‘Super blue blood moon’ crosses the sky

Sky gazers across the world were treated Wednesday to a rare celestial convergence dubbed a “super blue blood moon.”

The cosmic event — a combination of lunar eclipse, blood moon and super moon — will be visible in the western hemisphere for the first time in 152 years.

People in Australia, Asia and parts of Russia were treated to the lunar triple whammy during moonrise on January 31, while sky watchers across North America should look up from 5:51 a.m. ET on Wednesday morning.

NASA predicted the best spots to watch the entire celestial show were California and western Canada.
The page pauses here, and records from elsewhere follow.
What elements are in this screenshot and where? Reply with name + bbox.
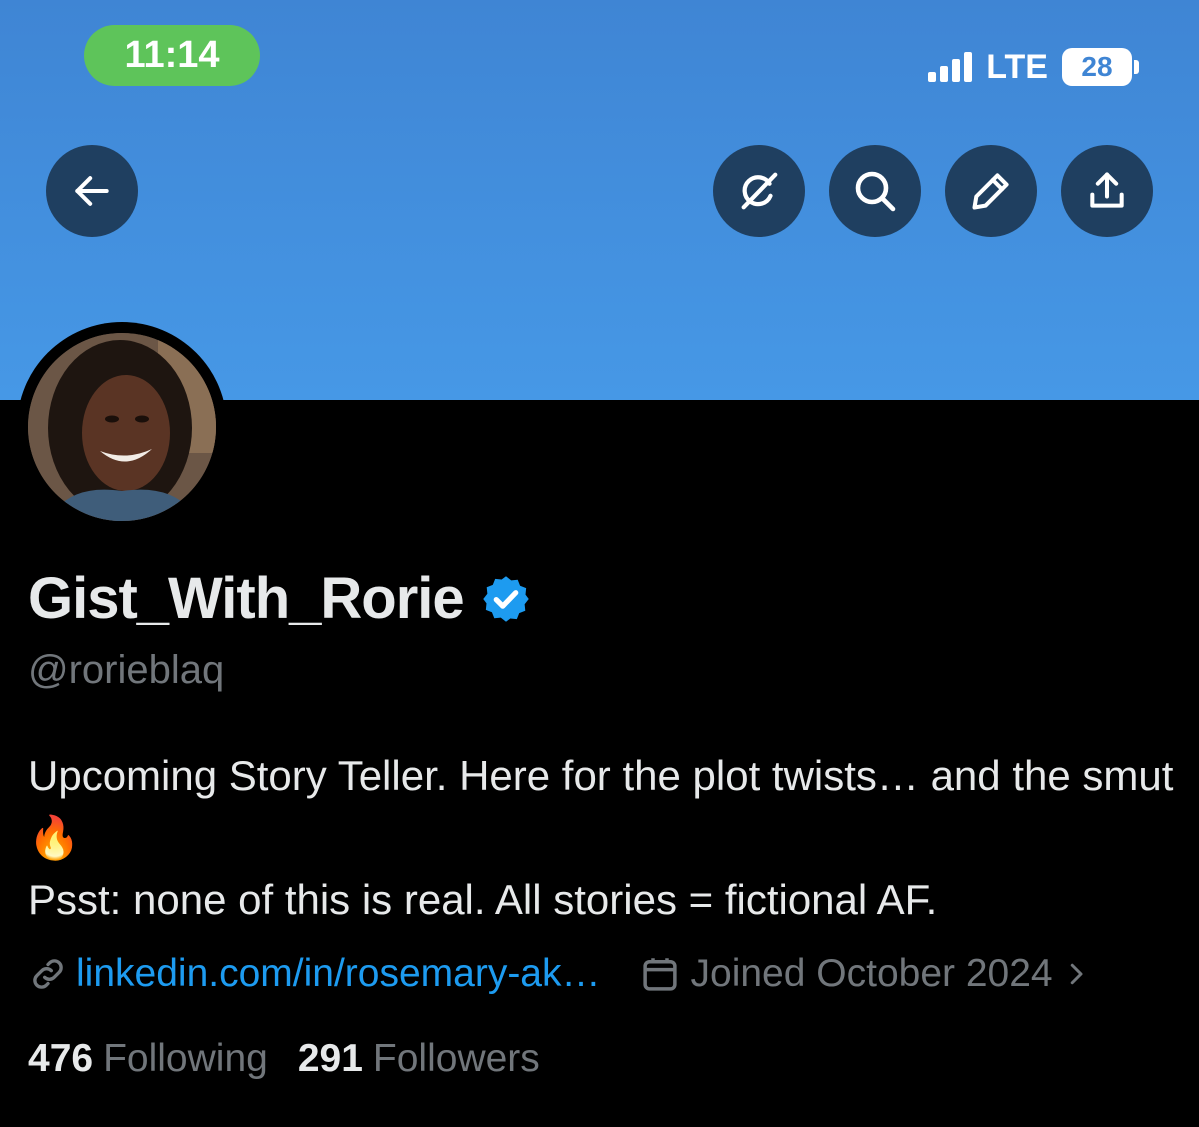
followers-label: Followers bbox=[372, 1037, 540, 1080]
followers-count: 291 bbox=[297, 1037, 363, 1080]
display-name: Gist_With_Rorie bbox=[28, 566, 465, 631]
following-label: Following bbox=[103, 1037, 268, 1080]
search-icon bbox=[855, 171, 896, 212]
network-type: LTE bbox=[986, 47, 1048, 86]
status-time: 11:14 bbox=[84, 25, 260, 86]
joined-label: Joined October 2024 bbox=[690, 952, 1053, 995]
profile-link[interactable]: linkedin.com/in/rosemary-ak… bbox=[76, 952, 601, 996]
following-stat[interactable]: 476 Following bbox=[28, 1037, 268, 1081]
handle: @rorieblaq bbox=[28, 648, 225, 692]
back-button[interactable] bbox=[46, 145, 138, 237]
pencil-icon bbox=[972, 173, 1009, 210]
link-icon bbox=[33, 959, 63, 989]
chevron-right-icon bbox=[1070, 963, 1083, 985]
search-button[interactable] bbox=[829, 145, 921, 237]
avatar[interactable] bbox=[28, 333, 216, 521]
battery-icon: 28 bbox=[1062, 48, 1139, 86]
battery-level: 28 bbox=[1062, 48, 1132, 86]
bio-line: Upcoming Story Teller. Here for the plot… bbox=[28, 752, 1174, 861]
joined-date[interactable]: Joined October 2024 bbox=[639, 952, 1091, 996]
share-button[interactable] bbox=[1061, 145, 1153, 237]
followers-stat[interactable]: 291 Followers bbox=[298, 1037, 540, 1081]
verified-badge-icon[interactable] bbox=[480, 573, 532, 625]
grok-button[interactable] bbox=[713, 145, 805, 237]
arrow-left-icon bbox=[75, 176, 109, 206]
bio: Upcoming Story Teller. Here for the plot… bbox=[28, 745, 1188, 931]
calendar-icon bbox=[642, 958, 677, 991]
bio-line: Psst: none of this is real. All stories … bbox=[28, 876, 938, 923]
share-icon bbox=[1090, 172, 1124, 208]
display-name-row: Gist_With_Rorie bbox=[28, 565, 532, 632]
following-count: 476 bbox=[28, 1037, 94, 1080]
status-indicators: LTE 28 bbox=[928, 44, 1139, 90]
signal-icon bbox=[928, 52, 973, 82]
grok-icon bbox=[741, 172, 778, 210]
edit-button[interactable] bbox=[945, 145, 1037, 237]
follow-stats: 476 Following 291 Followers bbox=[28, 1032, 540, 1086]
profile-meta: linkedin.com/in/rosemary-ak… Joined Octo… bbox=[28, 946, 1091, 1002]
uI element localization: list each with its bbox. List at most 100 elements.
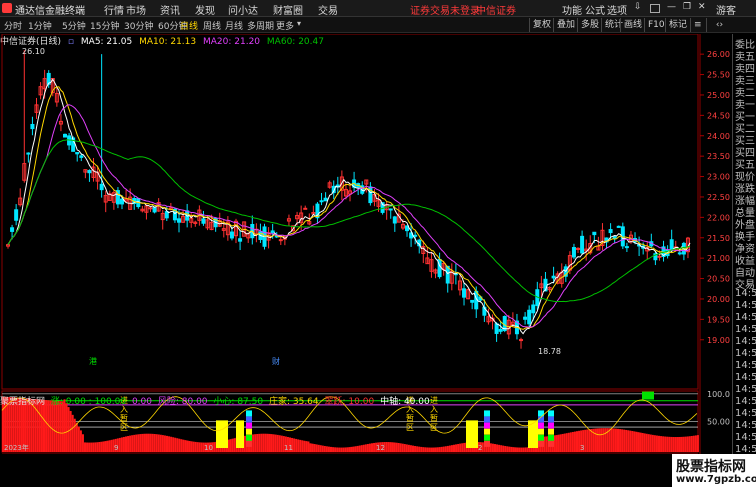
zhuangjia-bar	[424, 447, 427, 452]
menu-gongneng[interactable]: 功能	[562, 2, 582, 17]
candle-body	[79, 155, 84, 158]
zhuangjia-bar	[557, 434, 560, 452]
indicator-name[interactable]: 聚票指标网	[0, 397, 45, 407]
candle-body	[229, 231, 234, 239]
buy-zone-label: 暂	[406, 413, 414, 423]
zhuangjia-bar	[602, 428, 605, 452]
zhuangjia-bar	[576, 431, 578, 452]
price-tick-label: 25.50	[707, 71, 730, 80]
kline-chart[interactable]: 26.00 25.50 25.00 24.50 24.00 23.50 23.00 22.50…	[0, 34, 732, 454]
menu-xuanxiang[interactable]: 选项	[607, 2, 627, 17]
menu-caifuquan[interactable]: 财富圈	[273, 2, 303, 17]
zhuangjia-bar	[635, 431, 638, 452]
ma20-line	[7, 104, 691, 328]
period-weekly[interactable]: 周线	[203, 19, 221, 32]
zhuangjia-bar	[81, 434, 84, 452]
more-chevron-icon[interactable]: ▾	[297, 19, 301, 28]
side-panel-item: 14:5	[735, 324, 756, 335]
arrow-icon[interactable]: ‹›	[706, 18, 732, 32]
period-15min[interactable]: 15分钟	[90, 19, 119, 32]
zhuangjia-bar	[684, 436, 687, 452]
zhuangjia-bar	[258, 433, 261, 452]
zhuangjia-bar	[600, 428, 603, 452]
biaoji-button[interactable]: 标记	[665, 18, 690, 32]
candle-body	[494, 323, 499, 334]
zhuangjia-bar	[38, 399, 41, 452]
candle-body	[531, 304, 536, 314]
huaxian-button[interactable]: 画线	[620, 18, 645, 32]
zhuangjia-bar	[409, 445, 412, 452]
zhuangjia-bar	[194, 441, 197, 452]
zhuangjia-bar	[614, 428, 617, 452]
param-zhuangjia: 庄家: 35.64	[268, 397, 319, 407]
zhuangjia-bar	[586, 429, 589, 452]
zhuangjia-bar	[617, 428, 619, 452]
broker-name[interactable]: 中信证券	[476, 2, 516, 17]
period-daily[interactable]: 日线	[180, 19, 198, 32]
zhuangjia-bar	[334, 447, 337, 452]
duogu-button[interactable]: 多股	[577, 18, 602, 32]
menu-hangqing[interactable]: 行情	[104, 2, 124, 17]
zhuangjia-bar	[653, 435, 656, 452]
menu-gongshi[interactable]: 公式	[585, 2, 605, 17]
zhuangjia-bar	[342, 447, 345, 452]
period-30min[interactable]: 30分钟	[124, 19, 153, 32]
zhuangjia-bar	[368, 443, 371, 452]
period-multi[interactable]: 多周期	[247, 19, 274, 32]
param-zhongzhou: 中轴: 40.00	[380, 397, 430, 407]
login-warning[interactable]: 证券交易未登录	[410, 2, 480, 17]
diejia-button[interactable]: 叠加	[553, 18, 578, 32]
zhuangjia-bar	[664, 436, 667, 452]
zhuangjia-bar	[272, 434, 275, 452]
menu-faxian[interactable]: 发现	[195, 2, 215, 17]
zhuangjia-bar	[668, 436, 671, 452]
zhuangjia-bar	[385, 442, 388, 452]
zhuangjia-bar	[518, 447, 521, 452]
zhuangjia-bar	[545, 436, 548, 452]
buy-zone-label: 区	[430, 423, 438, 432]
signal-stack-block	[246, 428, 252, 435]
menu-shichang[interactable]: 市场	[126, 2, 146, 17]
restore-icon[interactable]: ❐	[683, 2, 691, 12]
zhuangjia-bar	[65, 403, 68, 452]
minimize-icon[interactable]: —	[667, 2, 676, 12]
marker-cai[interactable]: 财	[272, 356, 280, 366]
ma60-line	[7, 139, 691, 303]
buy-zone-label: 入	[430, 405, 438, 414]
zhuangjia-bar	[522, 447, 525, 452]
price-tick-label: 20.50	[707, 275, 730, 284]
period-1min[interactable]: 1分钟	[28, 19, 52, 32]
side-panel-item: 14:5	[735, 372, 756, 383]
candle-body	[669, 239, 674, 251]
zhuangjia-bar	[627, 430, 630, 452]
period-monthly[interactable]: 月线	[225, 19, 243, 32]
menu-wenxiaoda[interactable]: 问小达	[228, 2, 258, 17]
close-icon[interactable]: ✕	[698, 2, 706, 12]
menu-zixun[interactable]: 资讯	[160, 2, 180, 17]
period-more[interactable]: 更多	[276, 19, 294, 32]
zhuangjia-bar	[352, 446, 355, 452]
zhuangjia-bar	[161, 435, 164, 452]
entry-signal-bar	[466, 420, 478, 448]
guest-label[interactable]: 游客	[716, 2, 736, 17]
zhuangjia-bar	[405, 444, 408, 452]
window-icon[interactable]	[650, 4, 660, 13]
menu-icon[interactable]: ≡	[690, 18, 705, 32]
period-5min[interactable]: 5分钟	[62, 19, 86, 32]
zhuangjia-bar	[344, 447, 347, 452]
zhuangjia-bar	[145, 433, 148, 452]
zhuangjia-bar	[461, 443, 464, 452]
zhuangjia-bar	[686, 436, 689, 452]
side-panel-item: 14:5	[735, 432, 756, 443]
marker-gang[interactable]: 港	[89, 356, 97, 366]
period-fenshi[interactable]: 分时	[4, 19, 22, 32]
zhuangjia-bar	[61, 401, 64, 452]
fuquan-button[interactable]: 复权	[529, 18, 554, 32]
zhuangjia-bar	[655, 435, 658, 452]
menu-jiaoyi[interactable]: 交易	[318, 2, 338, 17]
zhuangjia-bar	[110, 439, 113, 452]
download-icon[interactable]: ⇩	[634, 2, 642, 12]
zhuangjia-bar	[637, 432, 640, 452]
zhuangjia-bar	[555, 435, 558, 452]
zhuangjia-bar	[338, 447, 341, 452]
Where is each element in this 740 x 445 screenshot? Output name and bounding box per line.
The super blue blood moon will not be visible in western Europe or most of Africa and South America.


What is a ‘Super blue blood moon?’

A “supermoon” occurs when a full moon falls at the same time as its perigee, which is the closest point of the moon’s orbit with the Earth. This makes the moon larger and brighter by 14%, according to NASA. The first supermoon of 2018 took place on New Year’s Day and was previously described by NASA as the “biggest and brightest” one expected for the entire year.

As the popular idiom suggests, blue moons are rare and refer to when there is a second full moon in one calendar month.

To complete the “lunar trifecta,” the blood element is not a sign that the end is nigh, but occurs during a lunar eclipse when faint red sunbeams peek out around the edges of the Earth, giving it a reddish copper color.

Virtual Telescope will be streaming the event live for anyone unable to view the eclipse up close.

There are usually a couple of lunar eclipses each year so if you do miss it this time around, the next one will happen on July 27 — though it won’t be visible in North America. It’ll be a long wait for skywatchers in the US as Johnston predicts the next visible lunar eclipse will be on January 21, 2019.